Considering that this study mainly targets only a few specific medical institutions in Beijing, China, where the incidence rates of some infectious diseases are low, the rules for infectious diseases that are affected by environmental exposure, such as echinococcosis, cannot currently be verified for their degree of conformity with actual situations. In addition, as the system adopts the MQ message mechanism46 to receive diagnostic data, there may be data transmission failures during peak data periods, which may cause the system to fail to monitor and issue warnings. When applying this system to other electronic health record systems, the differences between various medical institutions must be taken into account. For instance, there may be variations in data formats and programming languages among these systems. Therefore, some modifications are required to ensure seamless integration and compatibility with the diverse systems used in various medical institutions.

Results

This study proposes a knowledge-based infectious disease monitoring and decision support system and validates its effectiveness and reliability. The system can accurately trigger valid alerts and has a low rate of false alarms, improving the infectious disease intelligent decision support for clinical doctors and enhancing the monitoring and management efficiency of disease control departments.
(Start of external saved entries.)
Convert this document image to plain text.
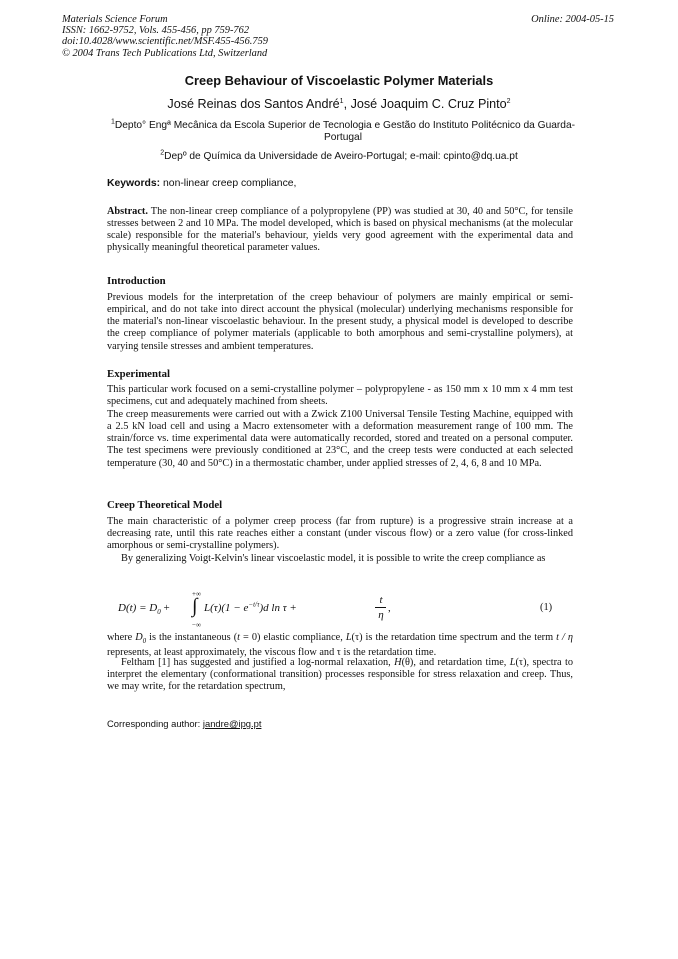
Materials Science Forum
ISSN: 1662-9752, Vols. 455-456, pp 759-762
doi:10.4028/www.scientific.net/MSF.455-456.759
© 2004 Trans Tech Publications Ltd, Switzerland
Online: 2004-05-15
Creep Behaviour of Viscoelastic Polymer Materials
José Reinas dos Santos André$^1$, José Joaquim C. Cruz Pinto$^2$
$^1$Depto° Engª Mecânica da Escola Superior de Tecnologia e Gestão do Instituto Politécnico da Guarda-Portugal
$^2$Depº de Química da Universidade de Aveiro-Portugal; e-mail: cpinto@dq.ua.pt
Keywords: non-linear creep compliance,
Abstract. The non-linear creep compliance of a polypropylene (PP) was studied at 30, 40 and 50°C, for tensile stresses between 2 and 10 MPa. The model developed, which is based on physical mechanisms (at the molecular scale) responsible for the material's behaviour, yields very good agreement with the experimental data and physically meaningful theoretical parameter values.
Introduction
Previous models for the interpretation of the creep behaviour of polymers are mainly empirical or semi-empirical, and do not take into direct account the physical (molecular) underlying mechanisms responsible for the material's non-linear viscoelastic behaviour. In the present study, a physical model is developed to describe the creep compliance of polymer materials (applicable to both amorphous and semi-crystalline polymers), at varying tensile stresses and ambient temperatures.
Experimental
This particular work focused on a semi-crystalline polymer – polypropylene - as 150 mm x 10 mm x 4 mm test specimens, cut and adequately machined from sheets.
The creep measurements were carried out with a Zwick Z100 Universal Tensile Testing Machine, equipped with a 2.5 kN load cell and using a Macro extensometer with a deformation measurement range of 100 mm. The strain/force vs. time experimental data were automatically recorded, stored and treated on a personal computer. The test specimens were previously conditioned at 23°C, and the creep tests were conducted at each selected temperature (30, 40 and 50°C) in a thermostatic chamber, under applied stresses of 2, 4, 6, 8 and 10 MPa.
Creep Theoretical Model
The main characteristic of a polymer creep process (far from rupture) is a progressive strain increase at a decreasing rate, until this rate reaches either a constant (under viscous flow) or a zero value (for cross-linked amorphous or semi-crystalline polymers).
By generalizing Voigt-Kelvin's linear viscoelastic model, it is possible to write the creep compliance as
$D(t) = D_0$ +
+∞
∫
−∞
$L(\tau)(1 - e^{-t/\tau})d$ ln τ +
t
η
,	(1)
where $D_0$ is the instantaneous (t = 0) elastic compliance, L(τ) is the retardation time spectrum and the term t / η represents, at least approximately, the viscous flow and τ is the retardation time.
Feltham [1] has suggested and justified a log-normal relaxation, H(θ), and retardation time, L(τ), spectra to interpret the elementary (conformational transition) processes responsible for stress relaxation and creep. Thus, we may write, for the retardation spectrum,
Corresponding author: jandre@ipg.pt
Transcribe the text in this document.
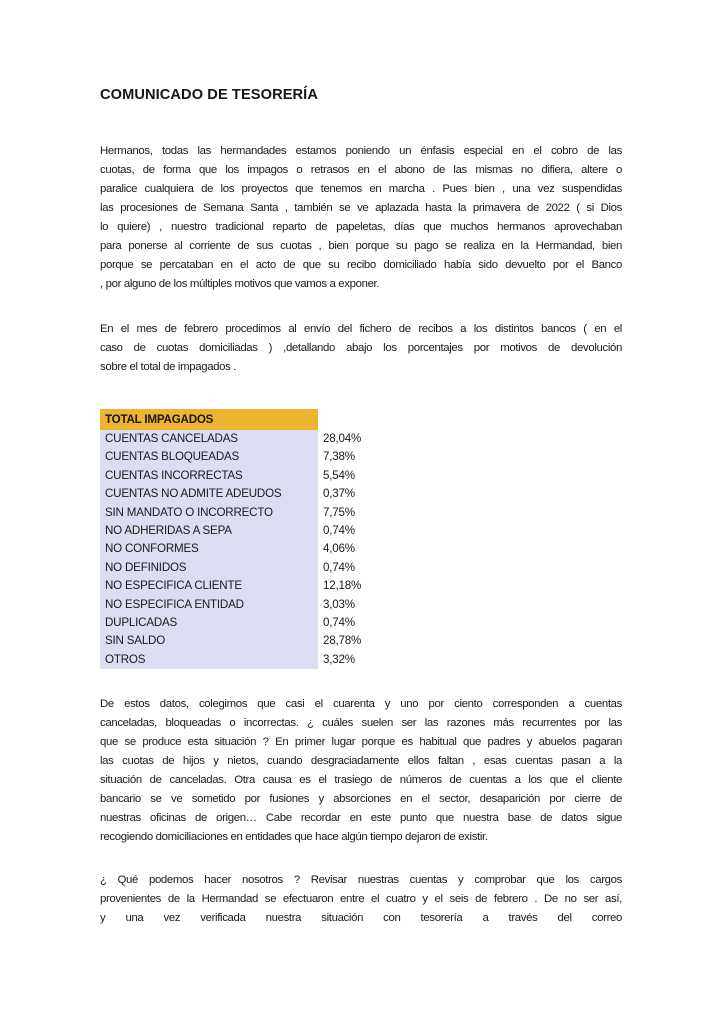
COMUNICADO DE TESORERÍA
Hermanos, todas las hermandades estamos poniendo un énfasis especial en el cobro de las
cuotas, de forma que los impagos o retrasos en el abono de las mismas no difiera, altere o
paralice cualquiera de los proyectos que tenemos en marcha . Pues bien , una vez suspendidas
las procesiones de Semana Santa , también se ve aplazada hasta la primavera de 2022 ( si Dios
lo quiere) , nuestro tradicional reparto de papeletas, días que muchos hermanos aprovechaban
para ponerse al corriente de sus cuotas , bien porque su pago se realiza en la Hermandad, bien
porque se percataban en el acto de que su recibo domiciliado había sido devuelto por el Banco
, por alguno de los múltiples motivos que vamos a exponer.
En el mes de febrero procedimos al envío del fichero de recibos a los distintos bancos ( en el
caso de cuotas domiciliadas ) ,detallando abajo los porcentajes por motivos de devolución
sobre el total de impagados .
TOTAL IMPAGADOS
CUENTAS CANCELADAS	28,04%
CUENTAS BLOQUEADAS	7,38%
CUENTAS INCORRECTAS	5,54%
CUENTAS NO ADMITE ADEUDOS	0,37%
SIN MANDATO O INCORRECTO	7,75%
NO ADHERIDAS A SEPA	0,74%
NO CONFORMES	4,06%
NO DEFINIDOS	0,74%
NO ESPECIFICA CLIENTE	12,18%
NO ESPECIFICA ENTIDAD	3,03%
DUPLICADAS	0,74%
SIN SALDO	28,78%
OTROS	3,32%
De estos datos, colegimos que casi el cuarenta y uno por ciento corresponden a cuentas
canceladas, bloqueadas o incorrectas. ¿ cuáles suelen ser las razones más recurrentes por las
que se produce esta situación ? En primer lugar porque es habitual que padres y abuelos pagaran
las cuotas de hijos y nietos, cuando desgraciadamente ellos faltan , esas cuentas pasan a la
situación de canceladas. Otra causa es el trasiego de números de cuentas a los que el cliente
bancario se ve sometido por fusiones y absorciones en el sector, desaparición por cierre de
nuestras oficinas de origen… Cabe recordar en este punto que nuestra base de datos sigue
recogiendo domiciliaciones en entidades que hace algún tiempo dejaron de existir.
¿ Qué podemos hacer nosotros ? Revisar nuestras cuentas y comprobar que los cargos
provenientes de la Hermandad se efectuaron entre el cuatro y el seis de febrero . De no ser así,
y una vez verificada nuestra situación con tesorería a través del correo
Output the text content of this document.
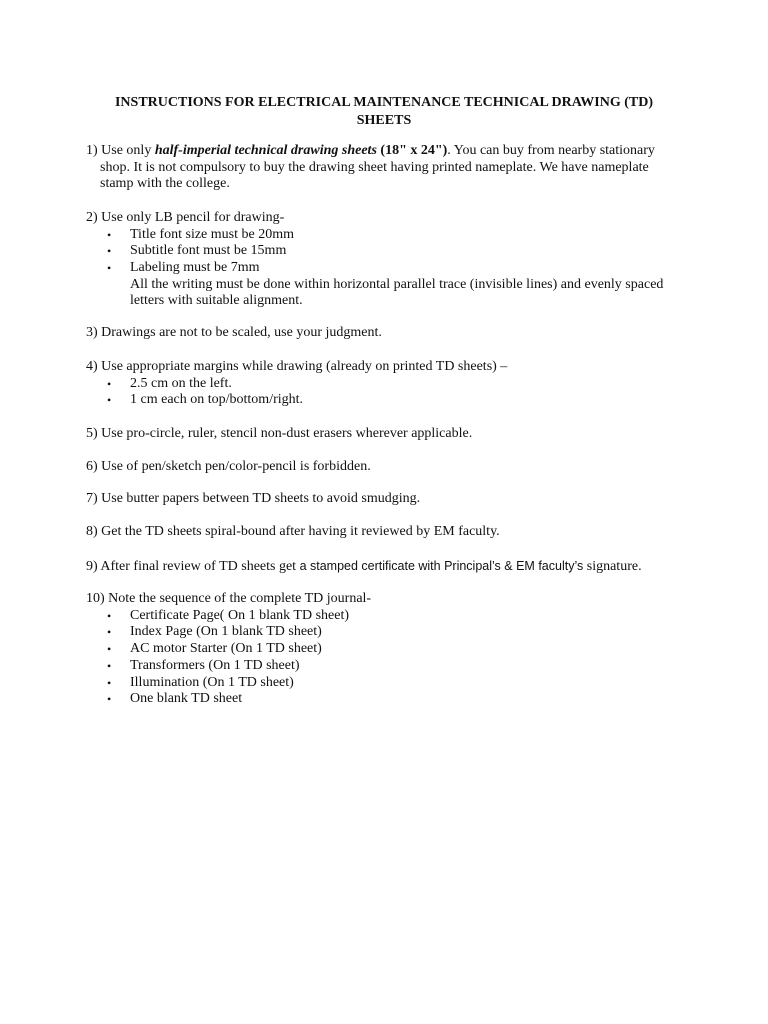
INSTRUCTIONS FOR ELECTRICAL MAINTENANCE TECHNICAL DRAWING (TD)
SHEETS
1) Use only half-imperial technical drawing sheets (18" x 24"). You can buy from nearby stationary
shop. It is not compulsory to buy the drawing sheet having printed nameplate. We have nameplate
stamp with the college.
2) Use only LB pencil for drawing-
• Title font size must be 20mm
• Subtitle font must be 15mm
• Labeling must be 7mm
All the writing must be done within horizontal parallel trace (invisible lines) and evenly spaced
letters with suitable alignment.
3) Drawings are not to be scaled, use your judgment.
4) Use appropriate margins while drawing (already on printed TD sheets) –
• 2.5 cm on the left.
• 1 cm each on top/bottom/right.
5) Use pro-circle, ruler, stencil non-dust erasers wherever applicable.
6) Use of pen/sketch pen/color-pencil is forbidden.
7) Use butter papers between TD sheets to avoid smudging.
8) Get the TD sheets spiral-bound after having it reviewed by EM faculty.
9) After final review of TD sheets get a stamped certificate with Principal’s & EM faculty’s signature.
10) Note the sequence of the complete TD journal-
• Certificate Page( On 1 blank TD sheet)
• Index Page (On 1 blank TD sheet)
• AC motor Starter (On 1 TD sheet)
• Transformers (On 1 TD sheet)
• Illumination (On 1 TD sheet)
• One blank TD sheet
In the event of a resurgence of infectious diseases, the rule update team can maintain the rule library based on the latest guidelines. Through the infectious disease monitoring and decision support system, doctors can receive assistance in determining whether a case is infectious, facilitating rapid diagnosis reporting. For hospital management departments, the system's increased reporting capabilities are complemented by a trend prediction model based on our previous research4, which enables early warning of outbreaks, thereby enhancing epidemic response capabilities and timeliness.